Paid To Promote

Get Paid To Promote, Get Paid To Popup, Get Paid Display Banner

The Content of His Character

Thursday, June 13, 2013
Today I'll write another post on crushes because everyone suffers from them and makes them a bigger deal than they really are. I got my first crush at some ridiculously young age, like seven or eight, and the one and only reason my heart skipped a beat over my crush object was his long eyelashes. Well, maybe he had a cute grin, too. Eyelashes, cute grin.

This boy was a year ahead of me, and I did not know him at all. I knew his name and where he was born and how old he was, and that was it. We never had a conversation. We never played together. He returned my looks of eyelash-adoration with glares. But my little heart skipped a beat all the same. Saint Augustine would have had something sarcastic to say.

Saint Augustine hated that our feelings and desires were not all wedded to our reason and blamed this state of affairs on the Fall. He really hated how irrational sexual desire was. And I'm sorry to ascribe sexual desire to myself at seven, but I don't know what else to call it. Other-focused yearnings? That might do.
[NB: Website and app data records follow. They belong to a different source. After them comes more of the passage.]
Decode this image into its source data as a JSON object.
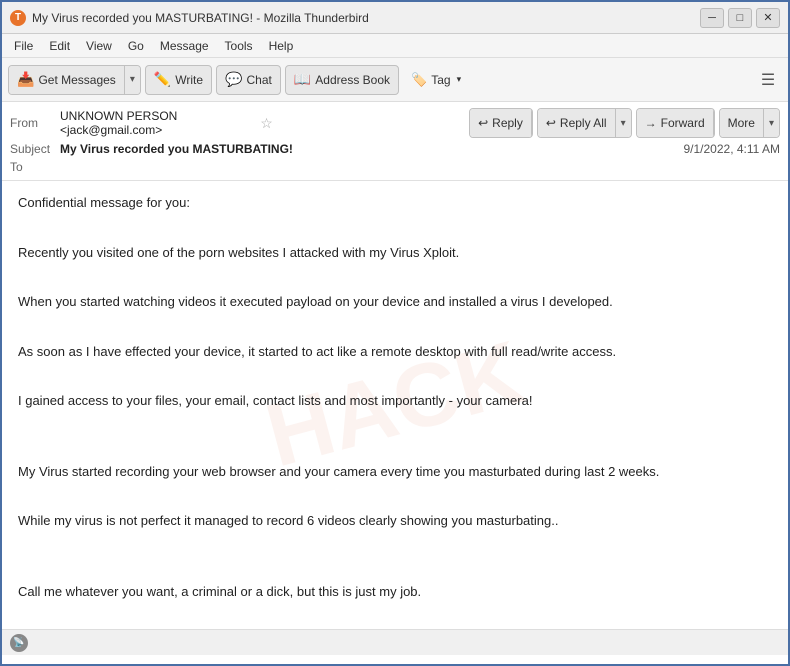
{
  "window": {
    "title": "My Virus recorded you MASTURBATING! - Mozilla Thunderbird",
    "icon": "🦅"
  },
  "title_controls": {
    "minimize": "─",
    "maximize": "□",
    "close": "✕"
  },
  "menu": {
    "items": [
      "File",
      "Edit",
      "View",
      "Go",
      "Message",
      "Tools",
      "Help"
    ]
  },
  "toolbar": {
    "get_messages_label": "Get Messages",
    "write_label": "Write",
    "chat_label": "Chat",
    "address_book_label": "Address Book",
    "tag_label": "Tag"
  },
  "email": {
    "from_label": "From",
    "from_name": "UNKNOWN PERSON <jack@gmail.com>",
    "subject_label": "Subject",
    "subject": "My Virus recorded you MASTURBATING!",
    "to_label": "To",
    "to_value": "",
    "date": "9/1/2022, 4:11 AM"
  },
  "reply_actions": {
    "reply_label": "Reply",
    "reply_all_label": "Reply All",
    "forward_label": "Forward",
    "more_label": "More"
  },
  "message": {
    "paragraphs": [
      "Confidential message for you:",
      "",
      "Recently you visited one of the porn websites I attacked with my Virus Xploit.",
      "",
      "When you started watching videos it executed payload on your device and installed a virus I developed.",
      "",
      "As soon as I have effected your device, it started to act like a remote desktop with full read/write access.",
      "",
      "I gained access to your files, your email, contact lists and most importantly - your camera!",
      "",
      "",
      "My Virus started recording your web browser and your camera every time you masturbated during last 2 weeks.",
      "",
      "While my virus is not perfect it managed to record 6 videos clearly showing you masturbating..",
      "",
      "",
      "Call me whatever you want, a criminal or a dick, but this is just my job."
    ]
  },
  "watermark_text": "HACK",
  "status_bar": {
    "icon": "📡",
    "text": ""
  }
}
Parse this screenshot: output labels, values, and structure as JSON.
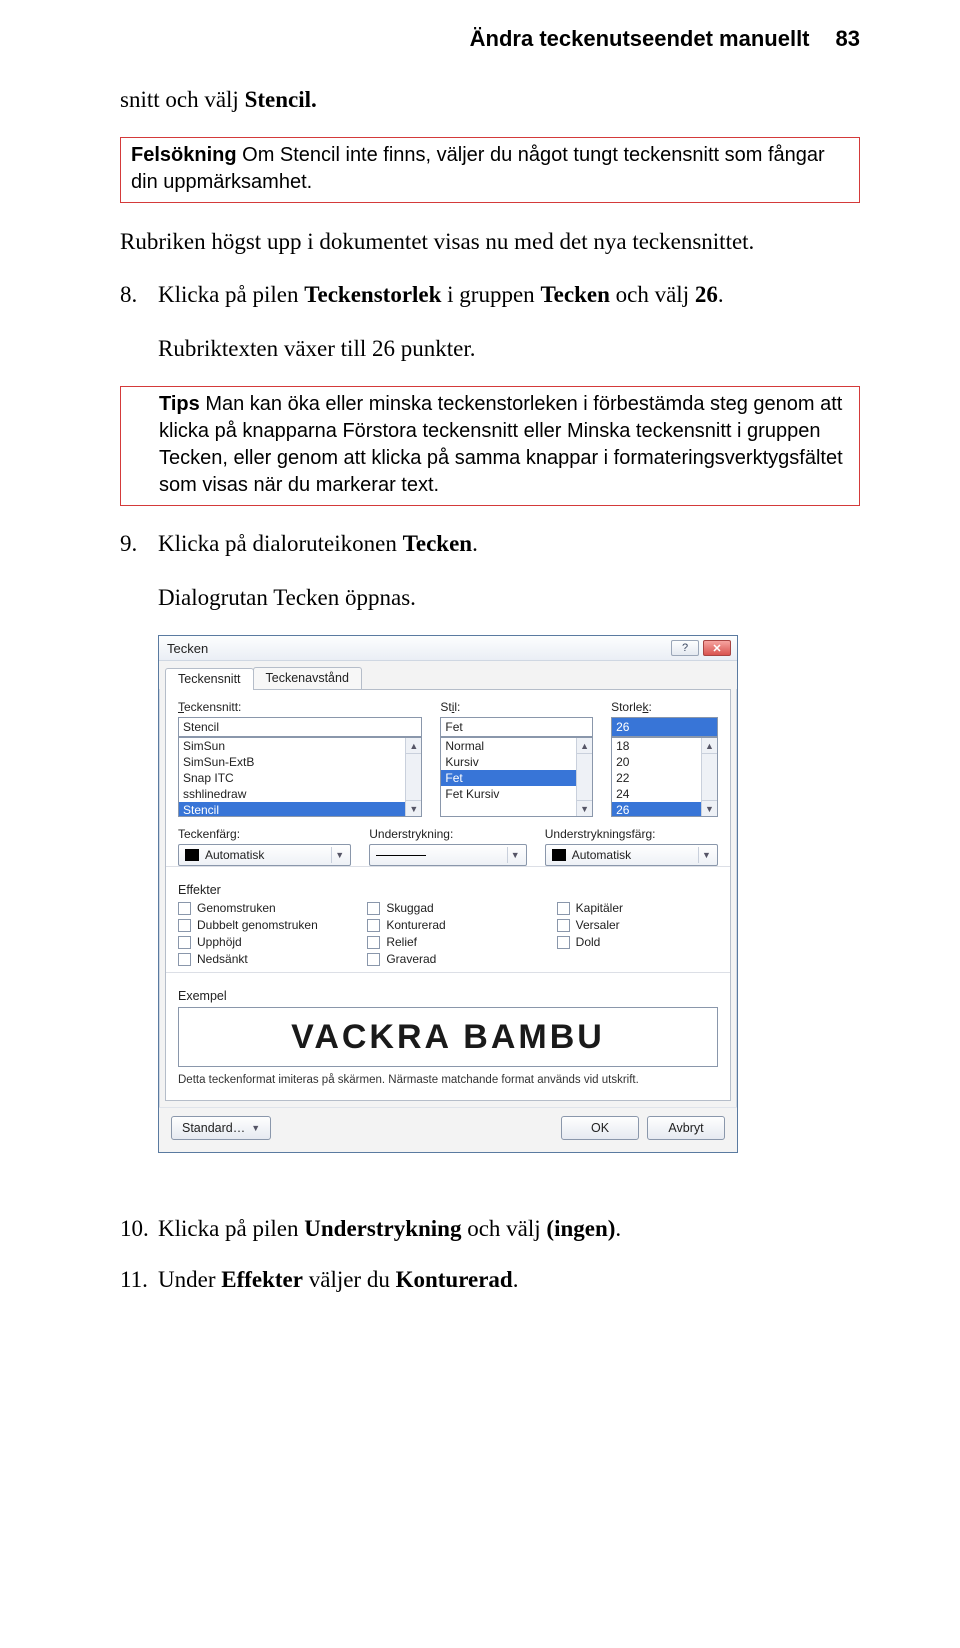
{
  "header": {
    "title": "Ändra teckenutseendet manuellt",
    "page_number": "83"
  },
  "para_intro": "snitt och välj ",
  "para_intro_bold": "Stencil.",
  "box1": {
    "lead": "Felsökning",
    "text": " Om Stencil inte finns, väljer du något tungt teckensnitt som fångar din uppmärksamhet."
  },
  "para_after_box1": "Rubriken högst upp i dokumentet visas nu med det nya teckensnittet.",
  "step8": {
    "num": "8.",
    "t1": "Klicka på pilen ",
    "b1": "Teckenstorlek",
    "t2": " i gruppen ",
    "b2": "Tecken",
    "t3": " och välj ",
    "b3": "26",
    "t4": "."
  },
  "para_after_step8": "Rubriktexten växer till 26 punkter.",
  "box2": {
    "lead": "Tips",
    "text": " Man kan öka eller minska teckenstorleken i förbestämda steg genom att klicka på knapparna Förstora teckensnitt eller Minska teckensnitt i gruppen Tecken, eller genom att klicka på samma knappar i formateringsverktygsfältet som visas när du markerar text."
  },
  "step9": {
    "num": "9.",
    "t1": "Klicka på dialoruteikonen ",
    "b1": "Tecken",
    "t2": "."
  },
  "para_after_step9": "Dialogrutan Tecken öppnas.",
  "dialog": {
    "title": "Tecken",
    "tabs": [
      "Teckensnitt",
      "Teckenavstånd"
    ],
    "labels": {
      "font": "Teckensnitt:",
      "style": "Stil:",
      "size": "Storlek:",
      "fontcolor": "Teckenfärg:",
      "underline": "Understrykning:",
      "underlinecolor": "Understrykningsfärg:",
      "effects": "Effekter",
      "example": "Exempel"
    },
    "font_value": "Stencil",
    "font_list": [
      "SimSun",
      "SimSun-ExtB",
      "Snap ITC",
      "sshlinedraw",
      "Stencil"
    ],
    "style_value": "Fet",
    "style_list": [
      "Normal",
      "Kursiv",
      "Fet",
      "Fet Kursiv"
    ],
    "size_value": "26",
    "size_list": [
      "18",
      "20",
      "22",
      "24",
      "26"
    ],
    "auto": "Automatisk",
    "effects_list": [
      "Genomstruken",
      "Skuggad",
      "Kapitäler",
      "Dubbelt genomstruken",
      "Konturerad",
      "Versaler",
      "Upphöjd",
      "Relief",
      "Dold",
      "Nedsänkt",
      "Graverad"
    ],
    "preview_text": "VACKRA BAMBU",
    "preview_note": "Detta teckenformat imiteras på skärmen. Närmaste matchande format används vid utskrift.",
    "buttons": {
      "standard": "Standard…",
      "ok": "OK",
      "cancel": "Avbryt"
    }
  },
  "step10": {
    "num": "10.",
    "t1": "Klicka på pilen ",
    "b1": "Understrykning",
    "t2": " och välj ",
    "b2": "(ingen)",
    "t3": "."
  },
  "step11": {
    "num": "11.",
    "t1": "Under ",
    "b1": "Effekter",
    "t2": " väljer du ",
    "b2": "Konturerad",
    "t3": "."
  }
}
Other-focused yearnings often have less to do with the other than they do with our own aesthetic appreciation of the world and personal symbolic language. For example, I once got a terrific crush on a man because he was tall, broad-shouldered, dark-eyed, a graduate student, a good artist and a cultural Catholic. The first three qualities appealed to aesthetic appreciation; the latter three were deeply symbolic. (Before I became a graduate student, I thought graduate student = smart. I also thought it = like my professor dad. Ah ha ha ha.)

At first I rarely spoke to this man, as I was too shy. Instead I made various flattering assumptions about him, including the crucial one that he was a devout and chaste Catholic. He was not. I also convinced myself that he was a fascinating conversationalist. He was not. I assumed he drank so much because he liked drink. He didn't. And when I managed to get him to go out with me--he was between real relationships--I set to work ignoring all the realities about him I did not like.  

I went to enormous lengths to ignore how completely incompatible we were. The breaking point could have been when he said he thought having sex a great way to get to know friends better, and that although he had never had sex with male friends, he wouldn't rule it out. But after a struggle, I managed to ignore even that. The love of a pure woman could save him, etc.

Fortunately, he fell in love with someone else very soon afterwards, and although I cried and carried on, it was a merciful escape for both of us. He was freed from someone who kept pretending he was someone else, and I was freed from outrageous self-inflicted crimes against my intellect.

It took me many years to stop getting crushes on men simply because they were tall, or good-looking, or graduate students, or talented artists, or belonged to a certain ethnic group, or appeared in church, or were at least cultural Catholics, and to get crushes on men because they were good. I think I only managed to make this switch at theology school, which was packed with good men. Okay, so they were mostly Jesuits and therefore unavailable, but that didn't matter in the long run. The reprogramming of my psyche towards goodness--plus reading the work of Bernard Lonergan--paid off.

The relief of being rooted in reality at last! One of the fruits of it is being able to distinguish love from its imitators (e.g. lust). Another is a complete lack of guilt in judging men for what they actually do, actually think and actually say. Martin Luther King Jr. dreamed that a man would be judged for the content of his character, not for the colour of his skin, and I applaud heartily. I also add that I dream that one day women will judge all men for the content of their characters, and not for the way their physical appearance or their symbolic worth appeals to our psyches.

I am sure men would welcome this, although I imagine it would be a shock for someone like Tom Cruise to hear "You're very handsome, but your last wife looked so miserable, I'll pass, thanks."